Reputation: 375
I have a hive table that stores a drive's path to the leaf node, and how many files it has. And want to build a new hive table that can look up how many files exists under any folder depth. Can I get some tips on how to achieve this?
My Input table is:
>select * from default.file_file
path file_count
/teamA/projectA/ 3
/teamA/projectB/ 2
I'm trying to build the output table so that it can look like:
>select * from default.output_table
path file_count
/ 5
/teamA/ 5
/teamA/projectA/ 3
/teamA/projectB/ 2
So Far I tried the lateral_view + explode method, but that doesn't allow me to keep track of the directory hierarchy (each /
is stored in separate rows).
Upvotes: 1
Views: 301
Reputation: 38325
You can split path, then use running collect_set analytic function + concat_ws to build path again.
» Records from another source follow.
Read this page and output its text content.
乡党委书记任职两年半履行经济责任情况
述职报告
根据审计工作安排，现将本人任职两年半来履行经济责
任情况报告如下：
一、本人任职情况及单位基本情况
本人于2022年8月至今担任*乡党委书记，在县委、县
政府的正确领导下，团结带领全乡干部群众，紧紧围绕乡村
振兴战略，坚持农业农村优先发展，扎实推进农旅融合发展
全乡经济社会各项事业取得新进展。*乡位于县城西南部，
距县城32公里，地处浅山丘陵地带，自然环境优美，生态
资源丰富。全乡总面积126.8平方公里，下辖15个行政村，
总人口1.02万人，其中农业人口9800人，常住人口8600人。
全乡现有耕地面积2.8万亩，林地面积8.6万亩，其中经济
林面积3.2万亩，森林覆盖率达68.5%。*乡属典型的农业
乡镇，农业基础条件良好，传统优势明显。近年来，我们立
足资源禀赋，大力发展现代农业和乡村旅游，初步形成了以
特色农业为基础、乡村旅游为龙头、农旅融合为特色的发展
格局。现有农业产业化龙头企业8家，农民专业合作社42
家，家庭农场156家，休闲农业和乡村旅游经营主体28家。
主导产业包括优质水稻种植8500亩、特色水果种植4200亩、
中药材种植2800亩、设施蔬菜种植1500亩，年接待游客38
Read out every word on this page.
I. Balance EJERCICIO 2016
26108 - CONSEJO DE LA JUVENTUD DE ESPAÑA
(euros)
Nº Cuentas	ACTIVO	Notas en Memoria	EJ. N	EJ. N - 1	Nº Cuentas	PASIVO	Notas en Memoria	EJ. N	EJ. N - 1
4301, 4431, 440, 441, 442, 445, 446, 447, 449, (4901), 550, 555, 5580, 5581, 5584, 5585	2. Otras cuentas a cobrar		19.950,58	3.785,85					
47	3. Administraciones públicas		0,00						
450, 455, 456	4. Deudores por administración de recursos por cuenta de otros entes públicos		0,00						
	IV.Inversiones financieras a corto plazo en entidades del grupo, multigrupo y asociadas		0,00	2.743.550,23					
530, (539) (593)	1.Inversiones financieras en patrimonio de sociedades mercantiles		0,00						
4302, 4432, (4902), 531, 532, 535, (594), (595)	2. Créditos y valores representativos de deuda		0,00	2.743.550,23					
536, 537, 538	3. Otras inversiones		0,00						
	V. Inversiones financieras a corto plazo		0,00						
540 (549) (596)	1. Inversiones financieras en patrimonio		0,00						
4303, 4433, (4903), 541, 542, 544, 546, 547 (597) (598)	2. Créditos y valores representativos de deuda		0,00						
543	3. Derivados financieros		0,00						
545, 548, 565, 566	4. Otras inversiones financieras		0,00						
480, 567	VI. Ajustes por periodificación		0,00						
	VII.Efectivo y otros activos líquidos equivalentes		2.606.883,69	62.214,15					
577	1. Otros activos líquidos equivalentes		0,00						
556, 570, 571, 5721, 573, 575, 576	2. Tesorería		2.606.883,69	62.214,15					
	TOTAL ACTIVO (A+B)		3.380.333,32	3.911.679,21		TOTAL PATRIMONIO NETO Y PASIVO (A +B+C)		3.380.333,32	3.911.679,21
After this aggregate file_count group by path:
Demo:
SELECT stack (2,
'/teamA/projectA/', 3,
'/teamA/projectB/', 2
) AS (path, file_count)
)
select path, sum(file_count) file_count
from
(
select t.file_count,
concat(concat_ws('/',collect_set(s.node) over(partition by t.path order by level))
, '/'
) path
from Table1 t
--remove trailing /, split and explode
lateral view posexplode(split(regexp_replace(t.path,'/$',''),'/')) s as level, node
)s
group by path;
Result:
path file_count
/ 5
/teamA/ 5
/teamA/projectA/ 3
/teamA/projectB/ 2
Upvotes: 1